Taraflar arasında açılan kooperatif genel kurul kararının iptali davasından dolayı yapılan yargılama sonunda Mahkemece davanın kabulüne karar verilmiştir.
Kararın davalı vekili tarafından istinaf edilmesi üzerine, Bölge Adliye Mahkemesince davalı vekilinin istinaf isteminin kabulüne, ilk derece mahkeme kararının kaldırılmasına, kooperatif genel kurul kararlarının iptaline karar verilmiştir.

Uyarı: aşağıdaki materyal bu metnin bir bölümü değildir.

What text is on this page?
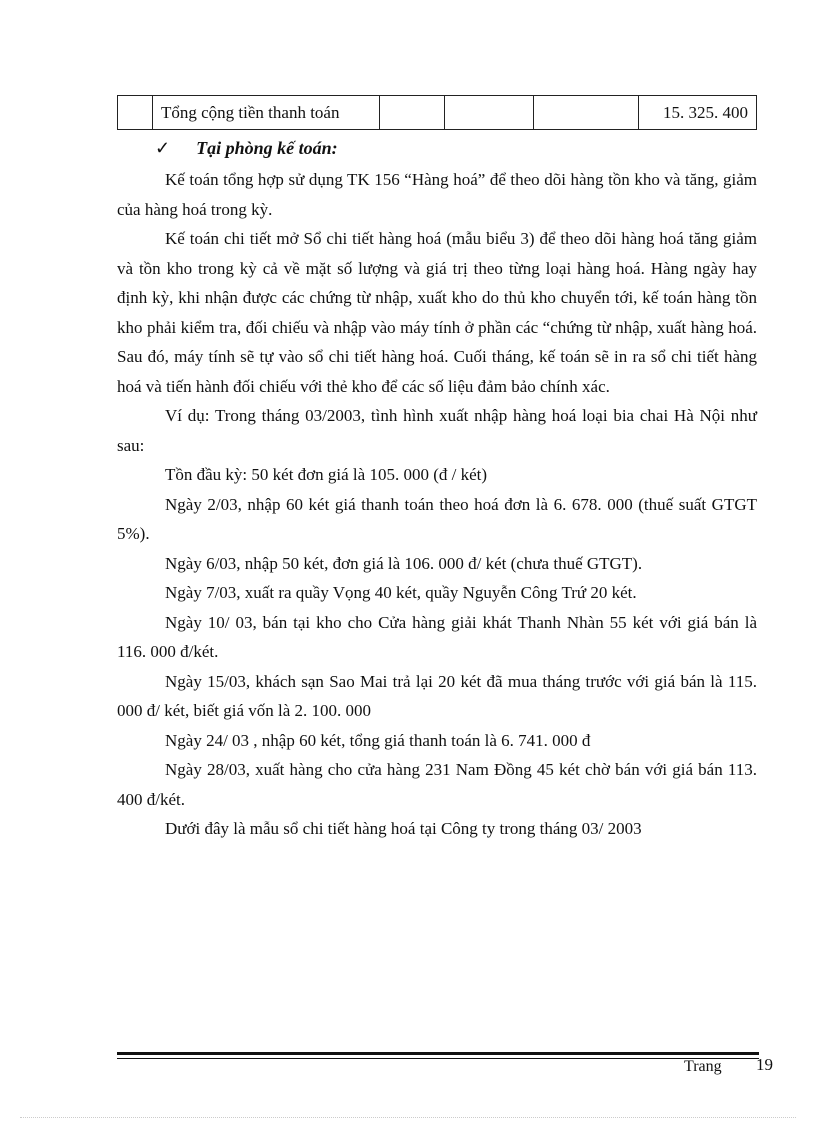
	Tổng cộng tiền thanh toán				15. 325. 400
✓ Tại phòng kế toán:

Kế toán tổng hợp sử dụng TK 156 “Hàng hoá” để theo dõi hàng tồn kho và tăng, giảm của hàng hoá trong kỳ.

Kế toán chi tiết mở Sổ chi tiết hàng hoá (mẫu biểu 3) để theo dõi hàng hoá tăng giảm và tồn kho trong kỳ cả về mặt số lượng và giá trị theo từng loại hàng hoá. Hàng ngày hay định kỳ, khi nhận được các chứng từ nhập, xuất kho do thủ kho chuyển tới, kế toán hàng tồn kho phải kiểm tra, đối chiếu và nhập vào máy tính ở phần các “chứng từ nhập, xuất hàng hoá. Sau đó, máy tính sẽ tự vào sổ chi tiết hàng hoá. Cuối tháng, kế toán sẽ in ra sổ chi tiết hàng hoá và tiến hành đối chiếu với thẻ kho để các số liệu đảm bảo chính xác.

Ví dụ: Trong tháng 03/2003, tình hình xuất nhập hàng hoá loại bia chai Hà Nội như sau:

Tồn đầu kỳ: 50 két đơn giá là 105. 000 (đ / két)

Ngày 2/03, nhập 60 két giá thanh toán theo hoá đơn là 6. 678. 000 (thuế suất GTGT 5%).

Ngày 6/03, nhập 50 két, đơn giá là 106. 000 đ/ két (chưa thuế GTGT).

Ngày 7/03, xuất ra quầy Vọng 40 két, quầy Nguyễn Công Trứ 20 két.

Ngày 10/ 03, bán tại kho cho Cửa hàng giải khát Thanh Nhàn 55 két với giá bán là 116. 000 đ/két.

Ngày 15/03, khách sạn Sao Mai trả lại 20 két đã mua tháng trước với giá bán là 115. 000 đ/ két, biết giá vốn là 2. 100. 000

Ngày 24/ 03 , nhập 60 két, tổng giá thanh toán là 6. 741. 000 đ

Ngày 28/03, xuất hàng cho cửa hàng 231 Nam Đồng 45 két chờ bán với giá bán 113. 400 đ/két.

Dưới đây là mẫu sổ chi tiết hàng hoá tại Công ty trong tháng 03/ 2003

Trang 19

Bölge Adliye Mahkemesi kararı davalı vekili tarafından temyiz edilmekle; kesinlik, süre, temyiz şartı ve diğer usul eksiklikler yönünden yapılan inceleme sonucunda, temyiz dilekçesinin kabulüne karar verildikten ve Tetkik Hakimi tarafından hazırlanan rapor dinlendikten sonra dosyadaki belgeler incelenip gereği düşünüldü:
I. DAVA
Davacı dava dilekçesinde özetle; 30.06.2018 tarihinde yapılan 2017 yılı olağan genel kurul kararlarının Kooperatifler Kanununun 87. maddesinde emredilen yasal süreç tamamlanmadan icra edilmesi nedeniyle iptaline karar verilmesini talep etmiştir.
II. CEVAP
Davalı vekili cevap dilekçesinde özetle; davaya konu genel kurulun davacının da bahsettiği gibi Bakanlık temsilcisinin yokluğunda gerçekleştiğini, fakat müvekkili kooperatifin 30/06/2018 tarihinde yapılacak olan genel kurul için Balıkesir Valiliği Çevre ve Şehircilik İl Müdürlüğü'ne makul süre öncesinde genel kurulu bildirerek temsilci görevlendirmesini talep ettiğini ve temsilci harcırahı olan meblağın iletilen banka hesabına yatırıldığını, Balıkesir Valiliği Çevre ve Şehircilik İl Müdürlüğü'nün temsilci görevlendirmesi talebine 26/06/2018 tarihli yazısı ile "Kooperatifinizin 30/06/2018 tarihinde saat 10:00 da yapacağı 2017 yılı Olağan Genel Kurul toplantısına ...iş yoğunluğu nedeniyle genel kurul toplantısına Bakanlık temsilcisi görevlendirmesi yapılamadığını,... genel kurul toplantısının tarafınızca yapılarak, tutanak ve eklerinin İl Müdürlüğümüze gönderilmesini..." şeklinde cevap verildiğini, saat 10 olarak ilan edilen genel kurula 11:00-11:30 saatlerinde başlandığını, davacının esasa ilişkin tüm iddialarının da dayanaksız olduğunu savunarak davanın reddini talep etmiştir.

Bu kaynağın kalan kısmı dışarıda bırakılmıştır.